The way of life of the post-World War II 'middle class,' the sons and daughters and grandsons and granddaughters of immigrants, war veterans, and people shaped by the shock and misery of the Great Depression was built on fiercely repressed narratives of loss and shame, humiliation and rejection of the past, tearing up of immigrant roots and therefore identity and 'place,' trauma and extremely difficult family stories.

The baby-boomers were given a load to bear here. We were made to serve that repression and to prove to them that their attempts to rise out of all that pain and shame worked, to erase it from our own histories and consciousness, to never see them in the negative light of their real internal pain and fear.

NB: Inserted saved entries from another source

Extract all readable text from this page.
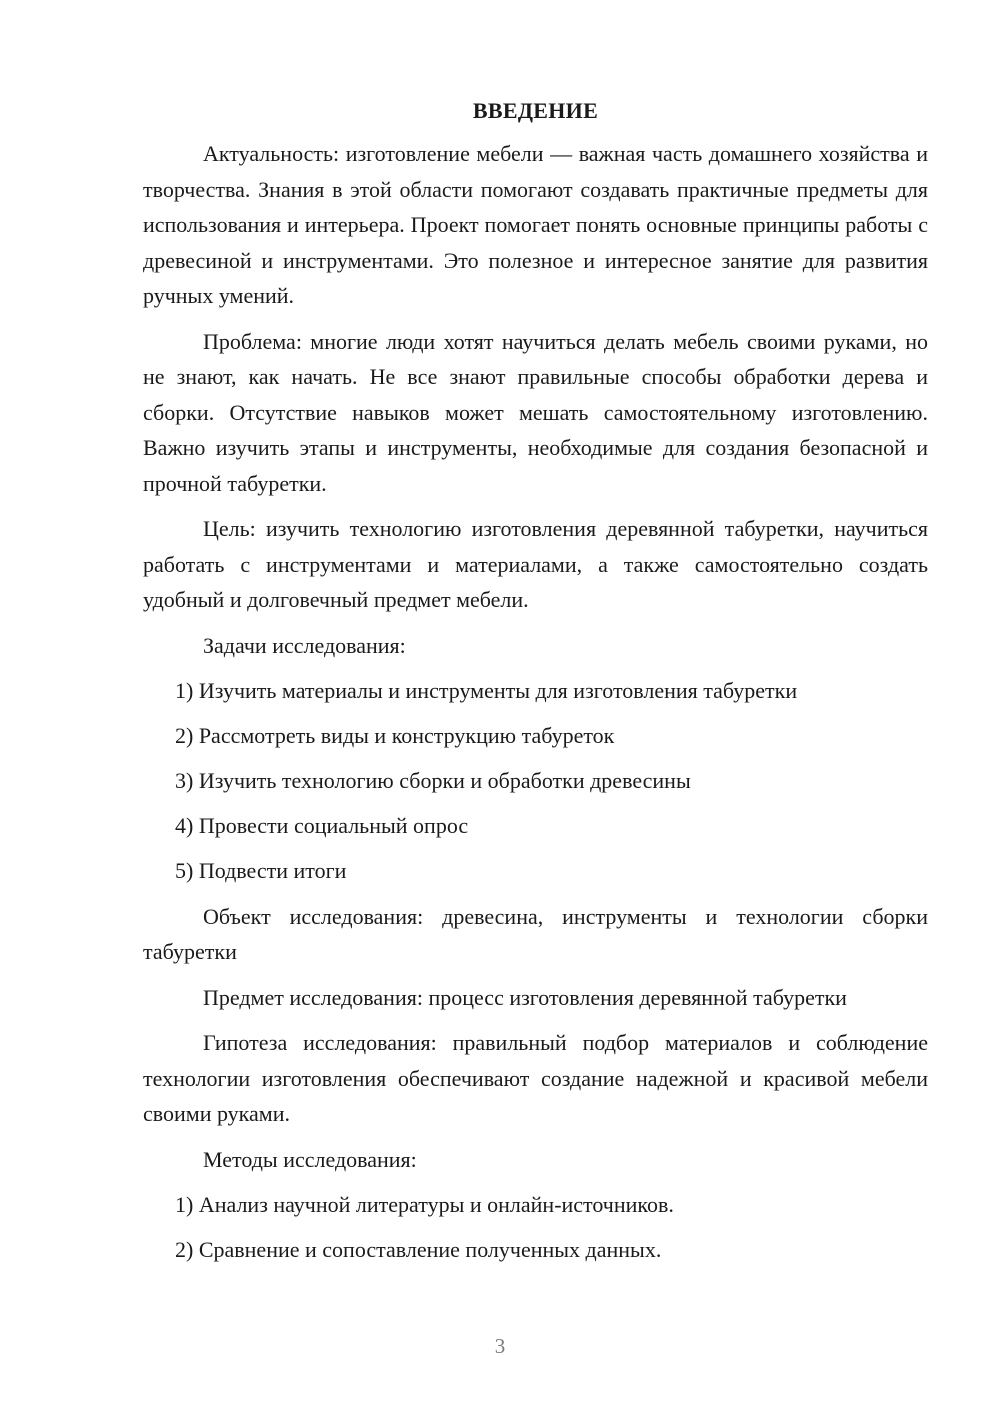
ВВЕДЕНИЕ

Актуальность: изготовление мебели — важная часть домашнего хозяйства и творчества. Знания в этой области помогают создавать практичные предметы для использования и интерьера. Проект помогает понять основные принципы работы с древесиной и инструментами. Это полезное и интересное занятие для развития ручных умений.

Проблема: многие люди хотят научиться делать мебель своими руками, но не знают, как начать. Не все знают правильные способы обработки дерева и сборки. Отсутствие навыков может мешать самостоятельному изготовлению. Важно изучить этапы и инструменты, необходимые для создания безопасной и прочной табуретки.

Цель: изучить технологию изготовления деревянной табуретки, научиться работать с инструментами и материалами, а также самостоятельно создать удобный и долговечный предмет мебели.

Задачи исследования:

1) Изучить материалы и инструменты для изготовления табуретки
2) Рассмотреть виды и конструкцию табуреток
3) Изучить технологию сборки и обработки древесины
4) Провести социальный опрос
5) Подвести итоги

Объект исследования: древесина, инструменты и технологии сборки табуретки

Предмет исследования: процесс изготовления деревянной табуретки

Гипотеза исследования: правильный подбор материалов и соблюдение технологии изготовления обеспечивают создание надежной и красивой мебели своими руками.

Методы исследования:

1) Анализ научной литературы и онлайн-источников.
2) Сравнение и сопоставление полученных данных.
3
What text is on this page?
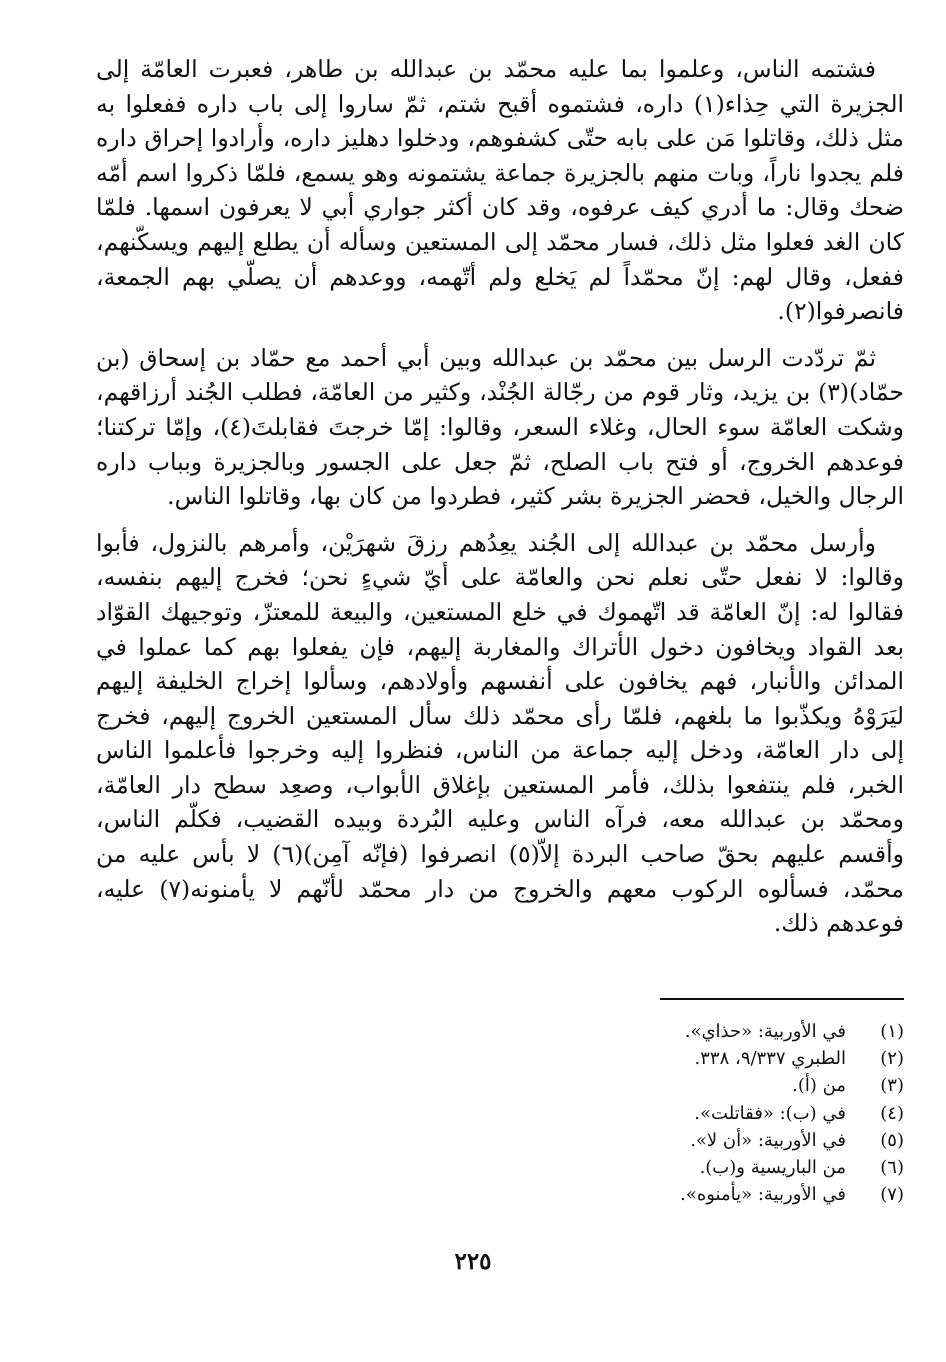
فشتمه الناس، وعلموا بما عليه محمّد بن عبدالله بن طاهر، فعبرت العامّة إلى الجزيرة التي حِذاء(١) داره، فشتموه أقبح شتم، ثمّ ساروا إلى باب داره ففعلوا به مثل ذلك، وقاتلوا مَن على بابه حتّى كشفوهم، ودخلوا دهليز داره، وأرادوا إحراق داره فلم يجدوا ناراً، وبات منهم بالجزيرة جماعة يشتمونه وهو يسمع، فلمّا ذكروا اسم أمّه ضحك وقال: ما أدري كيف عرفوه، وقد كان أكثر جواري أبي لا يعرفون اسمها. فلمّا كان الغد فعلوا مثل ذلك، فسار محمّد إلى المستعين وسأله أن يطلع إليهم ويسكّنهم، ففعل، وقال لهم: إنّ محمّداً لم يَخلع ولم أتّهمه، ووعدهم أن يصلّي بهم الجمعة، فانصرفوا(٢).

ثمّ تردّدت الرسل بين محمّد بن عبدالله وبين أبي أحمد مع حمّاد بن إسحاق (بن حمّاد)(٣) بن يزيد، وثار قوم من رجّالة الجُنْد، وكثير من العامّة، فطلب الجُند أرزاقهم، وشكت العامّة سوء الحال، وغلاء السعر، وقالوا: إمّا خرجتَ فقابلتَ(٤)، وإمّا تركتنا؛ فوعدهم الخروج، أو فتح باب الصلح، ثمّ جعل على الجسور وبالجزيرة وبباب داره الرجال والخيل، فحضر الجزيرة بشر كثير، فطردوا من كان بها، وقاتلوا الناس.

وأرسل محمّد بن عبدالله إلى الجُند يعِدُهم رزقَ شهرَيْن، وأمرهم بالنزول، فأبوا وقالوا: لا نفعل حتّى نعلم نحن والعامّة على أيّ شيءٍ نحن؛ فخرج إليهم بنفسه، فقالوا له: إنّ العامّة قد اتّهموك في خلع المستعين، والبيعة للمعتزّ، وتوجيهك القوّاد بعد القواد ويخافون دخول الأتراك والمغاربة إليهم، فإن يفعلوا بهم كما عملوا في المدائن والأنبار، فهم يخافون على أنفسهم وأولادهم، وسألوا إخراج الخليفة إليهم ليَرَوْهُ ويكذّبوا ما بلغهم، فلمّا رأى محمّد ذلك سأل المستعين الخروج إليهم، فخرج إلى دار العامّة، ودخل إليه جماعة من الناس، فنظروا إليه وخرجوا فأعلموا الناس الخبر، فلم ينتفعوا بذلك، فأمر المستعين بإغلاق الأبواب، وصعِد سطح دار العامّة، ومحمّد بن عبدالله معه، فرآه الناس وعليه البُردة وبيده القضيب، فكلّم الناس، وأقسم عليهم بحقّ صاحب البردة إلاّ(٥) انصرفوا (فإنّه آمِن)(٦) لا بأس عليه من محمّد، فسألوه الركوب معهم والخروج من دار محمّد لأنّهم لا يأمنونه(٧) عليه، فوعدهم ذلك.

(١)في الأوربية: «حذاي».
(٢)الطبري ٩/٣٣٧، ٣٣٨.
(٣)من (أ).
(٤)في (ب): «فقاتلت».
(٥)في الأوربية: «أن لا».
(٦)من الباريسية و(ب).
(٧)في الأوربية: «يأمنوه».
٢٢٥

And yet, for all my parents' efforts, meeting them in the core of their real human stories was exactly where every broken place between us was healed. Not only that, I found in their stories a resilience and endurance in struggle and suffering that are qualities we need to reclaim if we are going to get through the crisis time with our integrity and our future intact, or even possible. Rather then bury their struggles, we need to resurface them to gain some badly needed wisdom and perspective for how to go through hard times - but this time without all the repression and moralistic judgment, without the need for external justification, or proper images made up to protect us from the real stuff of our human condition, or even our basic humanity.

Dad, Milwaukee's Mr. Music
Writing this is hard. The best moments of a story like this are revealing, exactly what they did not want, except on their terms. But those are also the moments that show them at their most real and most human, the place where all the possibilities for forgiveness and letting go lie. In order for this to happen, you have to go to the stories with complete honesty and respect, without judgment, with as few hidden motivations as possible, with compassion and heart, in order to tell them truthfully, to honor them as they ought to be honored, to demystify them and return them to the human stuff that we all are, no matter the external layers we try to build around the truth of ourselves to protect us from being seen as we truly are.

Of course, this revelation is not only about the subjects in the narrative; it is more than anything else revelation about the writer. It is the most vulnerable kind of exposure. You have to tell all the story necessary to make your point in telling it at all. And that begins with why you chose to write it to begin with. That is about me, not them. And that point requires the most terrifying honesty of all.